= Committee to Oppose the Conscription of Women =

The Committee to Oppose the Conscription of Women (COCW), later renamed the Women’s Committee to Oppose Conscription (WCOC), was founded in 1943 in the United States by Mildred S. Olmsted. The committee was created to combat legislation that would draft nurses into the American armed forces. The organization was also active in combating the Austin-Wadsworth Bill, or the National Service Act, which would make it compulsory for men and women to work in war industry jobs as needed during World War II.

== History ==

The Austin-Wadsworth Bill, which was drafted by Representative James W. Wadsworth Jr. and Senator Warren Austin in 1943, proposed the conscription of both men and women for jobs in the private sector and war industry. The bill included women between the ages of 18 and 50 without dependent children and men between the ages of 18 and 65. These men and women would become available for the draft and could be assigned to military industries anywhere in the country. Exemptions were given to pregnant women and those that cared for elderly relatives.

Although many Americans actually supported female conscription, a fierce debate ensued over the pending legislation. The Committee to Oppose the Conscription of Women was promptly formed by Olmstead and included many current or former members of Women’s International League for Peace and Freedom (WILPF) and other women’s rights organizations. The Committee's leaders were feminists, promoting equal rights for women; other members were pacifists, and opposed conscription legislation on the basis of anti-war beliefs.

At first the COCW argued from a feminist point of view, defending women’s right to choose if and how they wanted to work. They pointed out that military and civilian conscription would place women under male domination, reversing freedoms for which they had fought long and hard.
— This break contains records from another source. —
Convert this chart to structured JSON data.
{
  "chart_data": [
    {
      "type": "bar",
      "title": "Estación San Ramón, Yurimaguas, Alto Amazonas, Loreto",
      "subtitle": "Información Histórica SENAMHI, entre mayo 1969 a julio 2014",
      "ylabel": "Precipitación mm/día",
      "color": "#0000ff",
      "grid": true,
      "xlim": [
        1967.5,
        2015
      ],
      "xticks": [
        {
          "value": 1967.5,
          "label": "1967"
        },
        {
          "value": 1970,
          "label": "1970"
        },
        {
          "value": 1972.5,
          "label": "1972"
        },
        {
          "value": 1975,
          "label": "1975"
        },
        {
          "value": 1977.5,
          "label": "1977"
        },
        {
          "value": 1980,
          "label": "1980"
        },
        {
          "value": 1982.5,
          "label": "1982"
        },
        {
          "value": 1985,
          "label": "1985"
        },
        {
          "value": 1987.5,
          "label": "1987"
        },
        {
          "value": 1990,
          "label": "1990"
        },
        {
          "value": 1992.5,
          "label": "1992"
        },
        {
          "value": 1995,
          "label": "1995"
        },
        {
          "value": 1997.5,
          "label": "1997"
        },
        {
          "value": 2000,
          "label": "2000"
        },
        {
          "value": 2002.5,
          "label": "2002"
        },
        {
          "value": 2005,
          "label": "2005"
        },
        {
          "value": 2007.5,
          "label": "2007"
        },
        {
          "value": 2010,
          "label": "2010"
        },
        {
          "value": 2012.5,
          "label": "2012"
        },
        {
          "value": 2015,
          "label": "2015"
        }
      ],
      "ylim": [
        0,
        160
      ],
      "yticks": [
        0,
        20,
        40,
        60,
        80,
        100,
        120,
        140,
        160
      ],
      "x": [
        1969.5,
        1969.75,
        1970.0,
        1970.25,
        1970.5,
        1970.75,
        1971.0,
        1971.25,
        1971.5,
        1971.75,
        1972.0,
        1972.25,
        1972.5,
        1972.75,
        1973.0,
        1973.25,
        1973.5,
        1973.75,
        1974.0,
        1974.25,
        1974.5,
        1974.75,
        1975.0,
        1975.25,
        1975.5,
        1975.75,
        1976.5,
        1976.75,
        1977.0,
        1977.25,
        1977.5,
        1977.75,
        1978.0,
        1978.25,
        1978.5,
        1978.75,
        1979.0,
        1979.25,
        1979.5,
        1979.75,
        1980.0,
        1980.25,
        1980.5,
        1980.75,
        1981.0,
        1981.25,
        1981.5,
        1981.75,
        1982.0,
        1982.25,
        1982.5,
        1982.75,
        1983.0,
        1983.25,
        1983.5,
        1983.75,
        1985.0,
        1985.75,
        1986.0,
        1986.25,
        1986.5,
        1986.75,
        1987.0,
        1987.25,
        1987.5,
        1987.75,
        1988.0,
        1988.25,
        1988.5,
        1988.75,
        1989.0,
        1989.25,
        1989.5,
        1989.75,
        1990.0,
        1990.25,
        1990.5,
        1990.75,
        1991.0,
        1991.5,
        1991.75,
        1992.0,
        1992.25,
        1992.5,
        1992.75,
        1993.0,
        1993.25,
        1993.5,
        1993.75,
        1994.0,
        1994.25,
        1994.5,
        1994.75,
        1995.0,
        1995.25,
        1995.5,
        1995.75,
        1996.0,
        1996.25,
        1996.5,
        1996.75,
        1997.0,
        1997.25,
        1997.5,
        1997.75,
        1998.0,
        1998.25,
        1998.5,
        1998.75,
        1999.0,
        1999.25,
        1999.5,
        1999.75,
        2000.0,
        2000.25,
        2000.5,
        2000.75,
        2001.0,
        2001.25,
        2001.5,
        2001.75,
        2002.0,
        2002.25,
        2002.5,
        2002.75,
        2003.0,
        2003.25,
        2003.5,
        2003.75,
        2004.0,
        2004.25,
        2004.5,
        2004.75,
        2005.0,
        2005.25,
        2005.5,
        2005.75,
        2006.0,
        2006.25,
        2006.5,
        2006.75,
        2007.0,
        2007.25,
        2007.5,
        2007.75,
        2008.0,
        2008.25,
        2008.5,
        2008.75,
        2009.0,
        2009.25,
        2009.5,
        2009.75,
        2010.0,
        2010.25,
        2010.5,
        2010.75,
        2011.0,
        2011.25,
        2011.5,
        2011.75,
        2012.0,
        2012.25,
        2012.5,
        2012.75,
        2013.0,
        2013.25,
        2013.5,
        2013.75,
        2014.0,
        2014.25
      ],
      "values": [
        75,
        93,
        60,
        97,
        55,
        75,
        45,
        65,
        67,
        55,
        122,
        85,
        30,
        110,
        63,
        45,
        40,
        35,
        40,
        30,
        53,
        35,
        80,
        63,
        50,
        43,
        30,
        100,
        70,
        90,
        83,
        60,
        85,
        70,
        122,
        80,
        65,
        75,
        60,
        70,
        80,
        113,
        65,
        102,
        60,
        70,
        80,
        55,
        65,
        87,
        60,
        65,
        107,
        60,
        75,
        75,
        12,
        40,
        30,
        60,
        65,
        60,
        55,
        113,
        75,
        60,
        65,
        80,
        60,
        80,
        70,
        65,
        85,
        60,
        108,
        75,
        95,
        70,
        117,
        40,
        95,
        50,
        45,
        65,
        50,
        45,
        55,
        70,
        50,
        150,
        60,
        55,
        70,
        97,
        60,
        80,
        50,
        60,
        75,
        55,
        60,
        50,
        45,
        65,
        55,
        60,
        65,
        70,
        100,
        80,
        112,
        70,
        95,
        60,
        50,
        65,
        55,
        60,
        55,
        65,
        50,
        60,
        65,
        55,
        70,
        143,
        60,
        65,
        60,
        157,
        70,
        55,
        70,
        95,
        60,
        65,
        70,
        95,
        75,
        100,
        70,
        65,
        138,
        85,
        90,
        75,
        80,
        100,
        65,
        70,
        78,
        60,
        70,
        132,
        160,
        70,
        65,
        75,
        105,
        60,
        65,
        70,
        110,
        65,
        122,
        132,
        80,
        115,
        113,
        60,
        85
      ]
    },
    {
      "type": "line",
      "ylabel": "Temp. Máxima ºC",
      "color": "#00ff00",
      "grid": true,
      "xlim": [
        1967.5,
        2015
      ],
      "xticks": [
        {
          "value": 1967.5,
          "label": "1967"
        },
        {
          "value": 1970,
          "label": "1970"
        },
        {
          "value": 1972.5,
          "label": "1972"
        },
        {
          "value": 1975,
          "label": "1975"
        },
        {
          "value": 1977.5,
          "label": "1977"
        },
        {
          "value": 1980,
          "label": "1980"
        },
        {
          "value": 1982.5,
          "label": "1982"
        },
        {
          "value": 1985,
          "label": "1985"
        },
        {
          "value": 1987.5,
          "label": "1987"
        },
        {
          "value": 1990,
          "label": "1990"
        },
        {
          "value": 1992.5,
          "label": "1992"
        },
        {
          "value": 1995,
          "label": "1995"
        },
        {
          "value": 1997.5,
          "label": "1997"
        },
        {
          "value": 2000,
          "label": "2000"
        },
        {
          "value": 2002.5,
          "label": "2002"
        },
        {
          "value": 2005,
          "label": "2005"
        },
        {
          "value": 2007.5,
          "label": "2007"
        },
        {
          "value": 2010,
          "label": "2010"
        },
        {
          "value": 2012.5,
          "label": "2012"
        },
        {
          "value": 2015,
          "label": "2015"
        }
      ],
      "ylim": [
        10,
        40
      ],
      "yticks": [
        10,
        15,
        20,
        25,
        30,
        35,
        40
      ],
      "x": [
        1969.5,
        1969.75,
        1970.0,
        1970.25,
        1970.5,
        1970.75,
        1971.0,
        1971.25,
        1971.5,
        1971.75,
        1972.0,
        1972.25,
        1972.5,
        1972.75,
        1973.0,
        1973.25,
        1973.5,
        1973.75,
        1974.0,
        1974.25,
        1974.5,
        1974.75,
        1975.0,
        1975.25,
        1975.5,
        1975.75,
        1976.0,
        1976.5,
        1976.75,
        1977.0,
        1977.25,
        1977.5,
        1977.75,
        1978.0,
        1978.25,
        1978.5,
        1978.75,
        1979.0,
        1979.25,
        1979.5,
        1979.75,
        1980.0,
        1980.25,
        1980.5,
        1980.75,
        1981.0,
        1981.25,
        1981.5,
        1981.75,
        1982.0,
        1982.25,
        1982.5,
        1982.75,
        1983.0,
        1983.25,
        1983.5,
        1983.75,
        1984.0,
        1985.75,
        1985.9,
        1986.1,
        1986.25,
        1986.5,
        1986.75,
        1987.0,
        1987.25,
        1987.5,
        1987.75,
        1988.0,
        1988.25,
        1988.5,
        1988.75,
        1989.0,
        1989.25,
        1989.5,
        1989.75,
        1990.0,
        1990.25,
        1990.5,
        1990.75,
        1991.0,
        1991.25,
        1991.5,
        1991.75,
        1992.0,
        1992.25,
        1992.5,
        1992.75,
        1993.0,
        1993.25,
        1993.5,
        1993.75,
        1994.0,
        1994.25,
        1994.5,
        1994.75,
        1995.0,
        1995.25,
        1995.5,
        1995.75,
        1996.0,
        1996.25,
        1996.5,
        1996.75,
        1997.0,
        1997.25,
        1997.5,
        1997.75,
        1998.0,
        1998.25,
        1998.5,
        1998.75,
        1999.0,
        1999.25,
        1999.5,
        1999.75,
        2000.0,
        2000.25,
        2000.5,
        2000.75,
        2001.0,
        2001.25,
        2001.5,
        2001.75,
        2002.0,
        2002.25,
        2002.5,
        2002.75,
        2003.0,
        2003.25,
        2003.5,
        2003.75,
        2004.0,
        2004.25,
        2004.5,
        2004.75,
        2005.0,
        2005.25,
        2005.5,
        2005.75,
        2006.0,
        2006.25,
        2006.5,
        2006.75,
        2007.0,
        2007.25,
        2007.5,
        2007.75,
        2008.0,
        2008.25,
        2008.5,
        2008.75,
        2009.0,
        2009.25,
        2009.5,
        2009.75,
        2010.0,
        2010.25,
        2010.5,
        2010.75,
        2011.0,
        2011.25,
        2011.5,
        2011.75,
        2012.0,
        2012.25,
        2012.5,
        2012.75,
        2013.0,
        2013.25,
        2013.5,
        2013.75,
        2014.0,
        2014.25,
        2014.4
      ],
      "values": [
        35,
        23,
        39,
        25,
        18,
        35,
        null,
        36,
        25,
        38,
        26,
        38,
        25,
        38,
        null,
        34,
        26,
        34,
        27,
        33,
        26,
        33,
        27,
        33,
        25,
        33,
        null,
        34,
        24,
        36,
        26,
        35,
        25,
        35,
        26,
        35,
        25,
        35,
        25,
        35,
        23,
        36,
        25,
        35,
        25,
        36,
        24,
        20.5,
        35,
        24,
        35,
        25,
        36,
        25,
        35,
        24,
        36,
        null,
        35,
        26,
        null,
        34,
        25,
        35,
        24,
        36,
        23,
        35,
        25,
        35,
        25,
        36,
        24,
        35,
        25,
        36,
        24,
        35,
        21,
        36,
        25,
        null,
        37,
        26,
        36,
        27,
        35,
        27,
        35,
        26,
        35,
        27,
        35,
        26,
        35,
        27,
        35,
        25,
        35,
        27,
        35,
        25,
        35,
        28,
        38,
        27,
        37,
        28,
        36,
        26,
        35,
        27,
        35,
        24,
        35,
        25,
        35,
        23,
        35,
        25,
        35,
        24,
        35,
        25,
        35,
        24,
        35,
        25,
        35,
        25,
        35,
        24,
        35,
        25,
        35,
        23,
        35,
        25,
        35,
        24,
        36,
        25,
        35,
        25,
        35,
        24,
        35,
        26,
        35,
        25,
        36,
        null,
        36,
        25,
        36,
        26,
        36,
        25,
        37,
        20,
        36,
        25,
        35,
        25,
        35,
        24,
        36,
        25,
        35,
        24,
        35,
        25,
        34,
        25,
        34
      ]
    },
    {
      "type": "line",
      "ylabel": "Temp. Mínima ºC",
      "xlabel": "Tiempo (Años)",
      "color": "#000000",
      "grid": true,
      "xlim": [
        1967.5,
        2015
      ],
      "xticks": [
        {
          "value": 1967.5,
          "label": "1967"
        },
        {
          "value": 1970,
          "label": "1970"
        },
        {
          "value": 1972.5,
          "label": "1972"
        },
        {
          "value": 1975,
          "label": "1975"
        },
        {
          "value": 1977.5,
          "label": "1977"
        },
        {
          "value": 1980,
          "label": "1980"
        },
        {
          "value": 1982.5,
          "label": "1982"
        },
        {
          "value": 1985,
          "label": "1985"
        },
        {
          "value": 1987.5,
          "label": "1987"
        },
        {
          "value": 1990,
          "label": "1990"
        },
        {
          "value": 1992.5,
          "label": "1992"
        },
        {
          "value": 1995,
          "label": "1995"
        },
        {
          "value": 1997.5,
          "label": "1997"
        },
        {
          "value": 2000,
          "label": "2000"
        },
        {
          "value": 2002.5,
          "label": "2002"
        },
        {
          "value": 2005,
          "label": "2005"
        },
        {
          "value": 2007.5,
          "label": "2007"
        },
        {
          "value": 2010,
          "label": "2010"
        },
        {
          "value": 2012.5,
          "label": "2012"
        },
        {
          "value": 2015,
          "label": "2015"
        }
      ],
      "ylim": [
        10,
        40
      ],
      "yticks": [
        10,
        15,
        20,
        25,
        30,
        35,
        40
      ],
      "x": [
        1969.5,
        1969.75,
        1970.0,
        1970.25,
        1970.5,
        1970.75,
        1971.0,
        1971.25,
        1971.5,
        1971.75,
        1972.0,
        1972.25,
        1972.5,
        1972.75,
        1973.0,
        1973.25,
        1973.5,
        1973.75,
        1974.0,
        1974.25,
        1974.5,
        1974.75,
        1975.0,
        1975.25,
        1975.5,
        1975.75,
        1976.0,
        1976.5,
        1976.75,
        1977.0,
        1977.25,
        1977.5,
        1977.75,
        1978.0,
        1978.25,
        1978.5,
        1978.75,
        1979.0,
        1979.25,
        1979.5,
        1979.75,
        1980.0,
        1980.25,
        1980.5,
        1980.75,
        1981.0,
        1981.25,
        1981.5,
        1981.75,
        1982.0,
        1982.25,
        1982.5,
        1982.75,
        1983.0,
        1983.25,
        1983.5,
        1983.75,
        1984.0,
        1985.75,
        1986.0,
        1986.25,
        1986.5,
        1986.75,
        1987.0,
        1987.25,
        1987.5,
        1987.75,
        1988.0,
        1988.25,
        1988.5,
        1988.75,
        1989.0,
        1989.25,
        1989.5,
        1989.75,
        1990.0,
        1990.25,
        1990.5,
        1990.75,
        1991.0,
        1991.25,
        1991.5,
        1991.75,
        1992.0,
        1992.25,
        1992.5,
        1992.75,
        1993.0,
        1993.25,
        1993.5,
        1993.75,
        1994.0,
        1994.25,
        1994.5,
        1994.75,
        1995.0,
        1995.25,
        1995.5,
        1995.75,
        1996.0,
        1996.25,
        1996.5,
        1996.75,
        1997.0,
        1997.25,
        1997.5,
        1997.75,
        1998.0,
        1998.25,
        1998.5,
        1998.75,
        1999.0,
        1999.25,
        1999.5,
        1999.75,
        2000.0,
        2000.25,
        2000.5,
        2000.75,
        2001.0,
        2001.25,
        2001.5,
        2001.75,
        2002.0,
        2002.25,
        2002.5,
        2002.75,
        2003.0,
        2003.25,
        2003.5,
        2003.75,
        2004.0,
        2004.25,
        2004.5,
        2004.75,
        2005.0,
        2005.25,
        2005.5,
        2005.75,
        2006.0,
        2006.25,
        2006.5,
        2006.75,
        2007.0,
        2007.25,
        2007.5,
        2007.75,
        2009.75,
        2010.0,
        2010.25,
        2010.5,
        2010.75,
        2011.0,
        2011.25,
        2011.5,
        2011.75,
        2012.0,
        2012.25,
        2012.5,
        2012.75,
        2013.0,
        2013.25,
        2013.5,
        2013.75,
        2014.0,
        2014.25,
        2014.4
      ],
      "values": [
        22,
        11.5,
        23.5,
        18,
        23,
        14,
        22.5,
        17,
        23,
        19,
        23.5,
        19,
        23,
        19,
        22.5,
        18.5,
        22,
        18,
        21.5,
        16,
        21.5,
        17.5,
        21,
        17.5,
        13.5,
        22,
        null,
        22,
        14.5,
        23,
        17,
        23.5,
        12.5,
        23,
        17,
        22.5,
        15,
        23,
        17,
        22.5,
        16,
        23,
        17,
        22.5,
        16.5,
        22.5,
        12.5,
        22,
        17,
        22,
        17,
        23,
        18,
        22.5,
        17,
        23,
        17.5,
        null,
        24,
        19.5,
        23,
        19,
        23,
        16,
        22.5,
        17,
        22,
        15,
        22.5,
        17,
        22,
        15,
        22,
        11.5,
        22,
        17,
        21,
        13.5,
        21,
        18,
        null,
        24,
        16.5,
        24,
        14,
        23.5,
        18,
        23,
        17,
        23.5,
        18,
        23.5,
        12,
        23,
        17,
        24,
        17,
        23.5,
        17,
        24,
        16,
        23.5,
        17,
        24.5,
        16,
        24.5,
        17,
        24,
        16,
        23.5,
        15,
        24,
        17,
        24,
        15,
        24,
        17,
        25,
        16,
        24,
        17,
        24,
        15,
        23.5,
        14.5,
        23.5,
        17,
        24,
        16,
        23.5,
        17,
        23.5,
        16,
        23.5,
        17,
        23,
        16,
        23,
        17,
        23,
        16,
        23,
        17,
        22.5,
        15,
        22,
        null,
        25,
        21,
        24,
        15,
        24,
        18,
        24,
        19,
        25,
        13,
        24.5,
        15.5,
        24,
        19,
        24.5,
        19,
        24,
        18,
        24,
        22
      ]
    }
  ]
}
However, in order to gain wider support the members began to oppose the legislation on more traditional grounds.

The Committee opposed the drafting of all nurses into the armed forces, asserting that it was unnecessary, because the many nurses who had already volunteered to join the armed services and other wartime industries, and in particular Black nurses, were not fully utilized. Also, many people feared that children would suffer from a lack of maternal affection if women were forced to move away for work, and the Committee promoted this point of view.

Leaflets and pamphlets were mailed members of the Fellowship of Reconciliation, the Women’s International League, and to religious groups, including Methodist, Mennonite, Quaker, and Brethren church groups. The COCW gained an unusually diverse base of support among these groups.
In the end, the Austin-Wadsworth Bill was defeated. Fewer than 35 percent of available women entered war-time factories and munitions plants; 90 percent of women with children under the age of 18 stayed home.

After the defeat of the bill, the Committee began to oppose the peacetime conscription of males, and subsequently lost the approval of many of the conservative groups which had supported it.

The Committee’s records and documents are stored in the Peace Collection at the Swarthmore College library.